We finished our adventure with a night at the KOA near Devils Tower. There was a community pool, showers, grille for burgers, miniature golf, fridges filled with Wyoming beer, and folks from around the country. We all came to check out Devils Tower. And best of all, we all came to watch Close Encounter of the Third Kind on an outdoor screen with Devils Tower in the backdrop.
The road to Devils Tower is a meandering drive up and around the iconic formation. We slowly fell in line with others until we reached the parking lot at the base of Devils Tower. Getting out, we threw on backpacks and hiked the 1.5-mile circumference. It was beautiful. The trail was made of concrete and even though you had a lot of elevation gain, you never lost perspective of Devils Tower. You rolled, up and over, through the pines and sweet smells of sun-soaked needles and wet granite boulders.
We stopped, took pictures, and gazed out into the fields of northern Wyoming. It was stunning. I kept looking for where the aliens jammed where Dreyfuss and company, but we never saw the landing field. However, I did find the outcropping of rocks Roy and Jillian climbed up and over before the sleeping gas knocked out the others.
If you’re lucky in life, you’ll get to see things that stay with you. Somethings are completely overwhelming. For example, the Grand Canyon was more impressive than I could have imagined. I’d put the Golden Gate Bridge, Statute of Liberty, and White House in the same category. It was cool taking an elevator to the top of the Empire State Building, but the view from the observation deck was no different than what I’ve seen on TV and movies.

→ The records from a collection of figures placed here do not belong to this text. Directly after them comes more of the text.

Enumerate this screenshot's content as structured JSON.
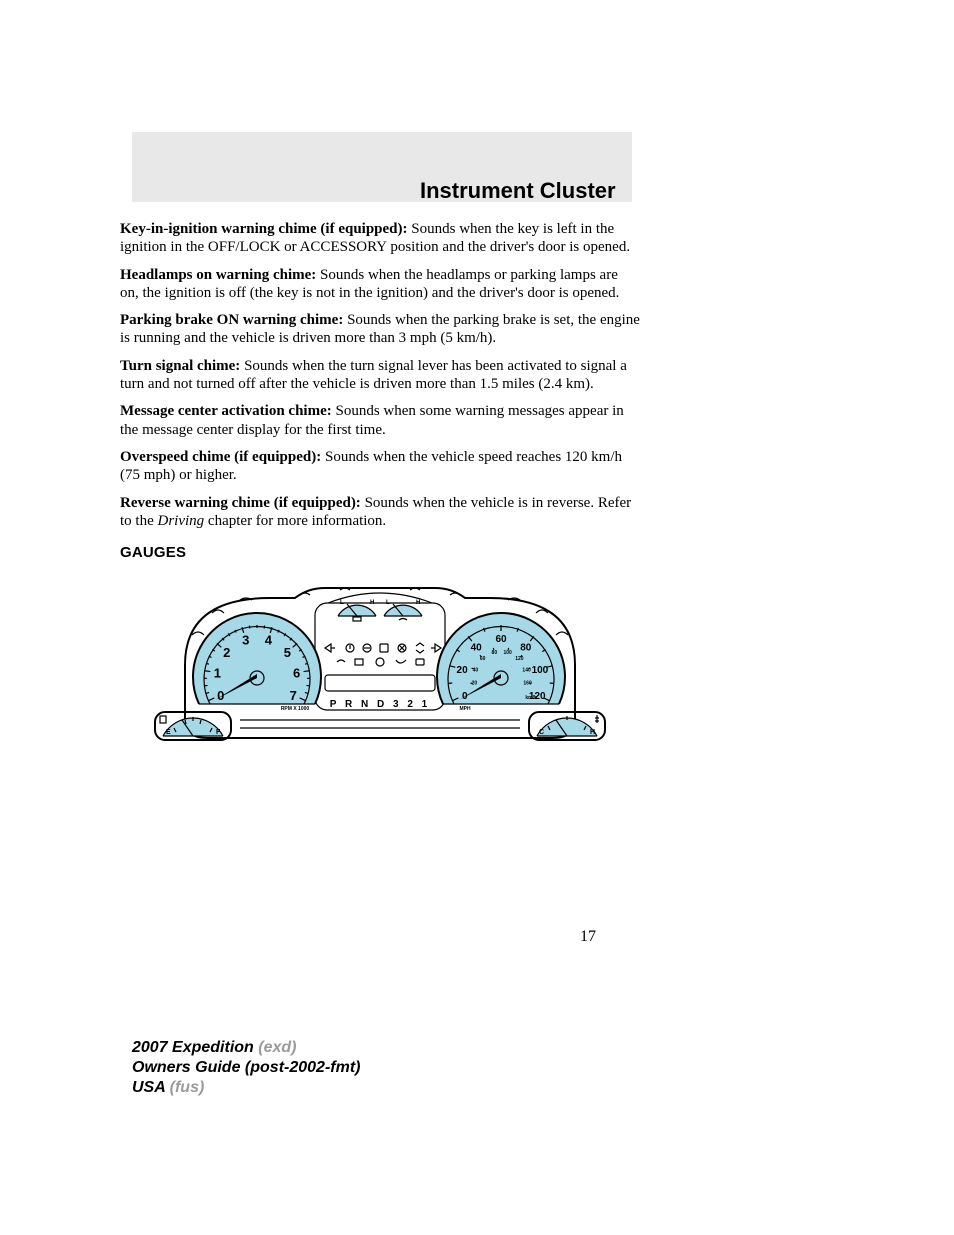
{
  "header": {
    "title": "Instrument Cluster"
  },
  "paragraphs": {
    "key_chime_bold": "Key-in-ignition warning chime (if equipped):",
    "key_chime_rest": " Sounds when the key is left in the ignition in the OFF/LOCK or ACCESSORY position and the driver's door is opened.",
    "headlamp_bold": "Headlamps on warning chime:",
    "headlamp_rest": " Sounds when the headlamps or parking lamps are on, the ignition is off (the key is not in the ignition) and the driver's door is opened.",
    "parking_bold": "Parking brake ON warning chime:",
    "parking_rest": " Sounds when the parking brake is set, the engine is running and the vehicle is driven more than 3 mph (5 km/h).",
    "turn_bold": "Turn signal chime:",
    "turn_rest": " Sounds when the turn signal lever has been activated to signal a turn and not turned off after the vehicle is driven more than 1.5 miles (2.4 km).",
    "msg_bold": "Message center activation chime:",
    "msg_rest": " Sounds when some warning messages appear in the message center display for the first time.",
    "over_bold": "Overspeed chime (if equipped):",
    "over_rest": " Sounds when the vehicle speed reaches 120 km/h (75 mph) or higher.",
    "rev_bold": "Reverse warning chime (if equipped):",
    "rev_rest1": " Sounds when the vehicle is in reverse. Refer to the ",
    "rev_italic": "Driving",
    "rev_rest2": " chapter for more information."
  },
  "gauges_heading": "GAUGES",
  "gauge": {
    "type": "instrument-cluster-diagram",
    "colors": {
      "face": "#a5d9e8",
      "outline": "#000000",
      "background": "#ffffff"
    },
    "tachometer": {
      "numbers": [
        "0",
        "1",
        "2",
        "3",
        "4",
        "5",
        "6",
        "7"
      ],
      "unit_label": "RPM X 1000",
      "number_fontsize": 13
    },
    "speedometer": {
      "outer_numbers": [
        "0",
        "20",
        "40",
        "60",
        "80",
        "100",
        "120"
      ],
      "inner_numbers": [
        "20",
        "40",
        "60",
        "80",
        "100",
        "120",
        "140",
        "160"
      ],
      "unit_outer": "MPH",
      "unit_inner": "km/h",
      "number_fontsize_outer": 10,
      "number_fontsize_inner": 5
    },
    "top_gauges": {
      "left": {
        "labels": [
          "L",
          "H"
        ]
      },
      "right": {
        "labels": [
          "L",
          "H"
        ]
      }
    },
    "fuel_gauge": {
      "labels": [
        "E",
        "F"
      ]
    },
    "temp_gauge": {
      "labels": [
        "C",
        "H"
      ]
    },
    "prnd": "P R N D 3 2 1"
  },
  "page_number": "17",
  "footer": {
    "line1_bold": "2007 Expedition",
    "line1_gray": " (exd)",
    "line2_bold": "Owners Guide (post-2002-fmt)",
    "line3_bold": "USA",
    "line3_gray": " (fus)"
  }
}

Every now and then, you’ll experience something that is much better than you anticipated. I never could have imagined the 284 steps up the Arc de Triomphe to be so memorable. I didn’t think visiting the Holocaust Museum in Washington D.C. would stay with me almost every day of my life. And I certainly didn’t think Devils Tower would move me the way that it did.
This was my connection with Teddy. Circumnavigating the base of the Tower, I felt the connection with Roosevelt. Here is where we shared the same footprints. I’m certain we jumped up the same rocks and gazed wide-eyed at the Tower and wondered how such a thing came to be. This is why he preserved the Tower as a national monument for others to enjoy. It’s ludicrous to propose he was thinking of me when he inked the bill into law but walking the perimeter of Devils Tower built a connection with Roosevelt nothing else could create. He wanted others to appreciate and marvel at this amazing geological wonder. Devils Tower is his monument to outdoor preservation, not Mt. Rushmore.

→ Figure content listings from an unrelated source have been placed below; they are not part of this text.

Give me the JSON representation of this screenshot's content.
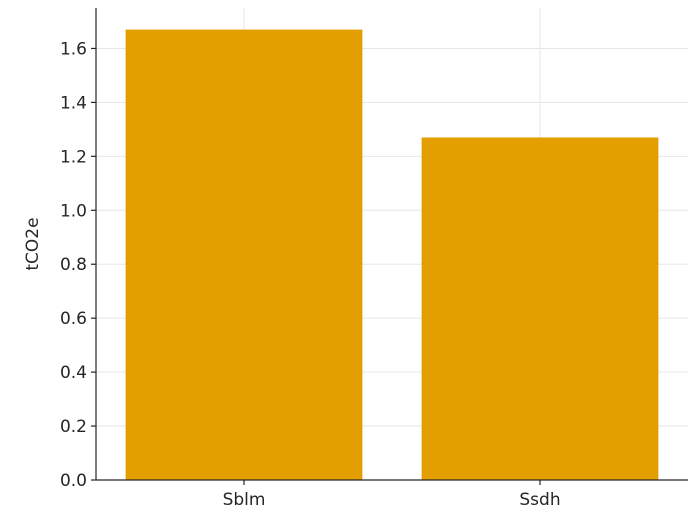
{
  "chart_data": {
    "type": "bar",
    "title": "",
    "xlabel": "",
    "ylabel": "tCO2e",
    "categories": [
      "Sblm",
      "Ssdh"
    ],
    "values": [
      1.67,
      1.27
    ],
    "ylim": [
      0,
      1.75
    ],
    "yticks": [
      0.0,
      0.2,
      0.4,
      0.6,
      0.8,
      1.0,
      1.2,
      1.4,
      1.6
    ],
    "ytick_labels": [
      "0.0",
      "0.2",
      "0.4",
      "0.6",
      "0.8",
      "1.0",
      "1.2",
      "1.4",
      "1.6"
    ],
    "bar_color": "#E39F00",
    "grid": true,
    "legend": "none"
  }
}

We drove back to the campground. There were cocktails and beers and a forgettable camp stove dinner. We wandered over to the movie and watched enough Close Encounter to appreciate the kitsch of the moment. Before tucking into the tent and collapsing into sleep, I stared at Devils Tower one last time in the dark. A full moon front lit the rock face of Devils Tower. I could see the crevasses and lines carved into the side of the rock and imagined what it would be like to stand a top.

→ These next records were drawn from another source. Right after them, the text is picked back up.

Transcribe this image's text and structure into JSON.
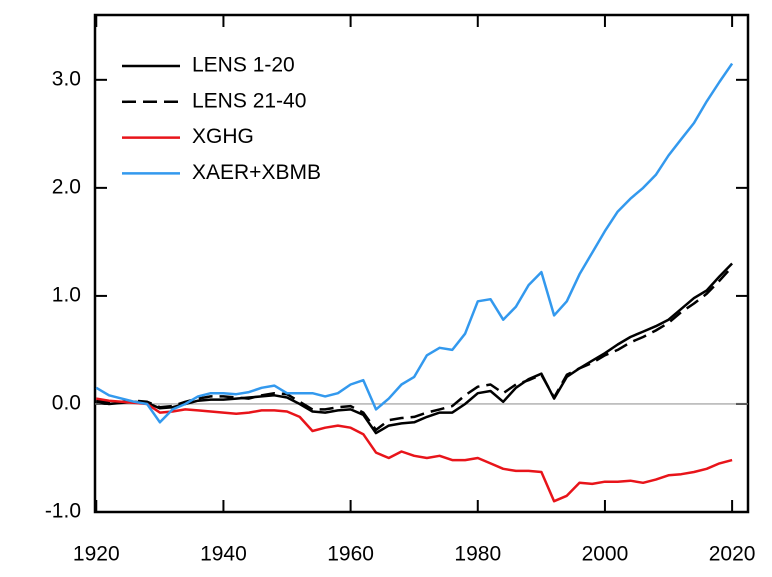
{
  "chart_data": {
    "type": "line",
    "x": [
      1920,
      1922,
      1924,
      1926,
      1928,
      1930,
      1932,
      1934,
      1936,
      1938,
      1940,
      1942,
      1944,
      1946,
      1948,
      1950,
      1952,
      1954,
      1956,
      1958,
      1960,
      1962,
      1964,
      1966,
      1968,
      1970,
      1972,
      1974,
      1976,
      1978,
      1980,
      1982,
      1984,
      1986,
      1988,
      1990,
      1992,
      1994,
      1996,
      1998,
      2000,
      2002,
      2004,
      2006,
      2008,
      2010,
      2012,
      2014,
      2016,
      2018,
      2020
    ],
    "series": [
      {
        "name": "LENS 1-20",
        "color": "#000000",
        "dashed": false,
        "values": [
          0.02,
          0.0,
          0.01,
          0.02,
          0.01,
          -0.04,
          -0.03,
          0.0,
          0.03,
          0.04,
          0.04,
          0.05,
          0.06,
          0.07,
          0.08,
          0.06,
          0.0,
          -0.07,
          -0.08,
          -0.06,
          -0.05,
          -0.1,
          -0.27,
          -0.2,
          -0.18,
          -0.17,
          -0.12,
          -0.08,
          -0.08,
          0.0,
          0.1,
          0.12,
          0.02,
          0.15,
          0.23,
          0.28,
          0.05,
          0.25,
          0.33,
          0.4,
          0.47,
          0.55,
          0.62,
          0.67,
          0.72,
          0.78,
          0.88,
          0.98,
          1.05,
          1.18,
          1.3
        ]
      },
      {
        "name": "LENS 21-40",
        "color": "#000000",
        "dashed": true,
        "values": [
          0.03,
          0.01,
          0.02,
          0.03,
          0.02,
          -0.03,
          -0.02,
          0.02,
          0.05,
          0.07,
          0.07,
          0.06,
          0.05,
          0.08,
          0.1,
          0.09,
          0.02,
          -0.05,
          -0.05,
          -0.03,
          -0.02,
          -0.08,
          -0.24,
          -0.15,
          -0.13,
          -0.12,
          -0.08,
          -0.05,
          -0.02,
          0.08,
          0.16,
          0.18,
          0.1,
          0.18,
          0.22,
          0.27,
          0.06,
          0.27,
          0.33,
          0.38,
          0.45,
          0.5,
          0.57,
          0.62,
          0.68,
          0.75,
          0.85,
          0.93,
          1.02,
          1.14,
          1.27
        ]
      },
      {
        "name": "XGHG",
        "color": "#e8141a",
        "dashed": false,
        "values": [
          0.05,
          0.03,
          0.02,
          0.01,
          0.0,
          -0.08,
          -0.07,
          -0.05,
          -0.06,
          -0.07,
          -0.08,
          -0.09,
          -0.08,
          -0.06,
          -0.06,
          -0.07,
          -0.12,
          -0.25,
          -0.22,
          -0.2,
          -0.22,
          -0.28,
          -0.45,
          -0.5,
          -0.44,
          -0.48,
          -0.5,
          -0.48,
          -0.52,
          -0.52,
          -0.5,
          -0.55,
          -0.6,
          -0.62,
          -0.62,
          -0.63,
          -0.9,
          -0.85,
          -0.73,
          -0.74,
          -0.72,
          -0.72,
          -0.71,
          -0.73,
          -0.7,
          -0.66,
          -0.65,
          -0.63,
          -0.6,
          -0.55,
          -0.52
        ]
      },
      {
        "name": "XAER+XBMB",
        "color": "#3399ee",
        "dashed": false,
        "values": [
          0.15,
          0.08,
          0.05,
          0.02,
          0.0,
          -0.17,
          -0.05,
          0.0,
          0.07,
          0.1,
          0.1,
          0.09,
          0.11,
          0.15,
          0.17,
          0.1,
          0.1,
          0.1,
          0.07,
          0.1,
          0.18,
          0.22,
          -0.05,
          0.05,
          0.18,
          0.25,
          0.45,
          0.52,
          0.5,
          0.65,
          0.95,
          0.97,
          0.78,
          0.9,
          1.1,
          1.22,
          0.82,
          0.95,
          1.2,
          1.4,
          1.6,
          1.78,
          1.9,
          2.0,
          2.12,
          2.3,
          2.45,
          2.6,
          2.8,
          2.98,
          3.15
        ]
      }
    ],
    "xlim": [
      1919.8,
      2022.5
    ],
    "ylim": [
      -1.0,
      3.6
    ],
    "xticks": [
      1920,
      1940,
      1960,
      1980,
      2000,
      2020
    ],
    "yticks": [
      {
        "value": -1,
        "label": "-1.0"
      },
      {
        "value": 0,
        "label": "0.0"
      },
      {
        "value": 1,
        "label": "1.0"
      },
      {
        "value": 2,
        "label": "2.0"
      },
      {
        "value": 3,
        "label": "3.0"
      }
    ],
    "reference_line": 0,
    "legend": "upper left"
  }
}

Here, in the middle of nowhere, I felt a sense of peace. We saw the Dakotas. No, we experienced the Dakotas. This vast stretch of the middle of America felt explored and digested. We drank it up. Every drop. Here is where I learned the mystery, melancholy, and charm of the Dakotas. It’s a miraculous place and something to marvel. As exhausting as our trip had been, this was the moment I understood why Roosevelt was drawn to this corner of the world. Someone needed to share the wonder of this land.